The brown in her mother's eyes, that shone with golden hues during sunset, were lifeless grey ringlets.

It was a dull, monochromatic world, full of different shades of grey. Where even pure blacks and whites were luxuries she seldom had.

So unhappy with what she'd lost, she buried herself in her work, using her paintbrush to create worlds completely unlike the one she had been subjected to. Where mortality was nothing to fear; where happiness reigned over despair; where there was nothing anyone needed to be upset or worried about. They provided an escape from the lackluster reality she was living.

This ability to create was a gift, and at times, a curse.

She struggled to distinguish the difference, until one day she realized that her worlds had a positive effect on others, too - what once was dull and lifeless could be vitalized using her art.
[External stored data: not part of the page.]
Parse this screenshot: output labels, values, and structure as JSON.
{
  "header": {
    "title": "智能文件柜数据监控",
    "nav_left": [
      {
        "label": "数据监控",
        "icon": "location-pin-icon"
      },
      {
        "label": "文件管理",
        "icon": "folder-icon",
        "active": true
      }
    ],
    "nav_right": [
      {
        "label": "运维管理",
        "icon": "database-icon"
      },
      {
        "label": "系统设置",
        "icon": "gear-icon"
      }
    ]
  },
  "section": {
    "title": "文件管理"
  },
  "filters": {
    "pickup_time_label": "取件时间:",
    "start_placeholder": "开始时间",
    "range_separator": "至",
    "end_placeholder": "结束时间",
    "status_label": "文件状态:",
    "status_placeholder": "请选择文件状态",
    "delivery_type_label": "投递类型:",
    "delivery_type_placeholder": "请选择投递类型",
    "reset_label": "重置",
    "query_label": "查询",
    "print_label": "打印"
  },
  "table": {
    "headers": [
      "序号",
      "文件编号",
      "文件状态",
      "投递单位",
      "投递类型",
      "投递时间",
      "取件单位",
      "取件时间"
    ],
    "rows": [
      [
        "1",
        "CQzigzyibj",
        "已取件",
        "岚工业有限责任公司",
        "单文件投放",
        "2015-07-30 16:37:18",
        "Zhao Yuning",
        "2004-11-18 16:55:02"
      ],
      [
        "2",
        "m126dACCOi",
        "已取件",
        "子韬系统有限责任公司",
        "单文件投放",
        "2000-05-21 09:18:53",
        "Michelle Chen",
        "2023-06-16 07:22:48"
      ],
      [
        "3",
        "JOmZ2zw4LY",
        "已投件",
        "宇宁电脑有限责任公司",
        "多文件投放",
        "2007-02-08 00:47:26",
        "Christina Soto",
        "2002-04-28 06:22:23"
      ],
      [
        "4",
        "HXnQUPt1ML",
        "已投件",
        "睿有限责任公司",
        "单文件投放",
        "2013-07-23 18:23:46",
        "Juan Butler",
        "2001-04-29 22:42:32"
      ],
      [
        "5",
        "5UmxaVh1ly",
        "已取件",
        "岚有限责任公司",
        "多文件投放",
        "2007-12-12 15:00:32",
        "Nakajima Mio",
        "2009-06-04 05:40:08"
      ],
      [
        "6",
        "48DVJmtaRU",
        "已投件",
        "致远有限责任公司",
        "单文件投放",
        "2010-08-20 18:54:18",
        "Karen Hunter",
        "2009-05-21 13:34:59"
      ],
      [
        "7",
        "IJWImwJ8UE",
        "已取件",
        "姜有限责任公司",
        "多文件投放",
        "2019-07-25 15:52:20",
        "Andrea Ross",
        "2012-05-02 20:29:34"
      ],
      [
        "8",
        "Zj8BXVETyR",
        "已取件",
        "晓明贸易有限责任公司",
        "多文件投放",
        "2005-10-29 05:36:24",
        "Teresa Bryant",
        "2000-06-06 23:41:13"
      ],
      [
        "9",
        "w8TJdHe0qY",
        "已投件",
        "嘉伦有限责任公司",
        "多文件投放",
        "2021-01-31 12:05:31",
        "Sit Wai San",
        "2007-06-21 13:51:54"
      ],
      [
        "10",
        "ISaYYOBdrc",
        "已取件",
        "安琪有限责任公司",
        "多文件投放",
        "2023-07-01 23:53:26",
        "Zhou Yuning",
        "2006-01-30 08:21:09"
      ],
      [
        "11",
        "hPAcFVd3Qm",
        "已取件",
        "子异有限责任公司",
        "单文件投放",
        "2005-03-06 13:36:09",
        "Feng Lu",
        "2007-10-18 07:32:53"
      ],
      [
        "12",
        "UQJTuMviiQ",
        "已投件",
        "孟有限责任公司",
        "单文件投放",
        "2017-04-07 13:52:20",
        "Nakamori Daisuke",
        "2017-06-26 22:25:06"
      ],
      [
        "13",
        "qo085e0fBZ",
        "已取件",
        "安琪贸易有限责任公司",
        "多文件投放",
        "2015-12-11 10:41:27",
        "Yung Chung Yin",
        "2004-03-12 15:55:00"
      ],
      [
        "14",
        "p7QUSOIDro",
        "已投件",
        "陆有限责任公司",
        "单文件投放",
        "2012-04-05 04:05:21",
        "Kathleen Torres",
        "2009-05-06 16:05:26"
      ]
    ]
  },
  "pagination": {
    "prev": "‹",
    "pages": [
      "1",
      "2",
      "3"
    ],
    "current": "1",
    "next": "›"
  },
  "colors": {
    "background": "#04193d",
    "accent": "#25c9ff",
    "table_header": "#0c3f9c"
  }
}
She picked up her brush to create and inspire, never tiring in her mission to help herself and others. It brought her purpose. It brought her joy. It reminded her of everything she used to have, and which she would have once again.

- Shana Masson, 1970

**

When Eliana was younger, she didn't have many friends.

She wasn't awkward or shy or unwilling to socialize - no, quite the contrary. If Eliana wanted to speak, she spoke. If she liked someone, she told them. For this reason, she had no problem garnering the attention of neighbors or strangers or the librarian that always went cross-eyed when she looked at little Eliana through her tortoise shell glasses and answered her many random questions.

(Eliana quite liked that librarian. She was intelligent and never babied her with sugar-coated responses, though she did get a bit flippant when interrupted from a particularly good book.)

Socializing was easy. But friendships? That was a far different matter - a recipe that begged for more ingredients than she was capable of providing.

To have an acquaintanceship was easy. Small talk could develop into entire conversations if you knew which questions to ask, and young Eliana always asked the right ones. Her mother said she had a charismatic nature that drew others to her, and that it was a gift to be able to speak and carry herself easily through conversation.

That's what made fame so fun - the socializing, the attention. She always enjoyed it, spent her childhood honing these skills until she learned how to blend into any crowd - even amongst the wealthy and privileged.

(When she was younger, in her twenties and at the height of her career, she'd throw lavish parties under the guise of celebration, setting up the opportunity to have crowds of people feeding her starved ego with delightful, succulent compliments. Their attention far out-powered any wine she'd sipped away at, creating a pleasant buzz that silenced her pain and affirmed her of a purpose and place in the world. 

It was easy to lose herself in their words. They represented something deeper that Eliana couldn't quite fathom back then - a despicable want to be admired and loved, to be enough for someone.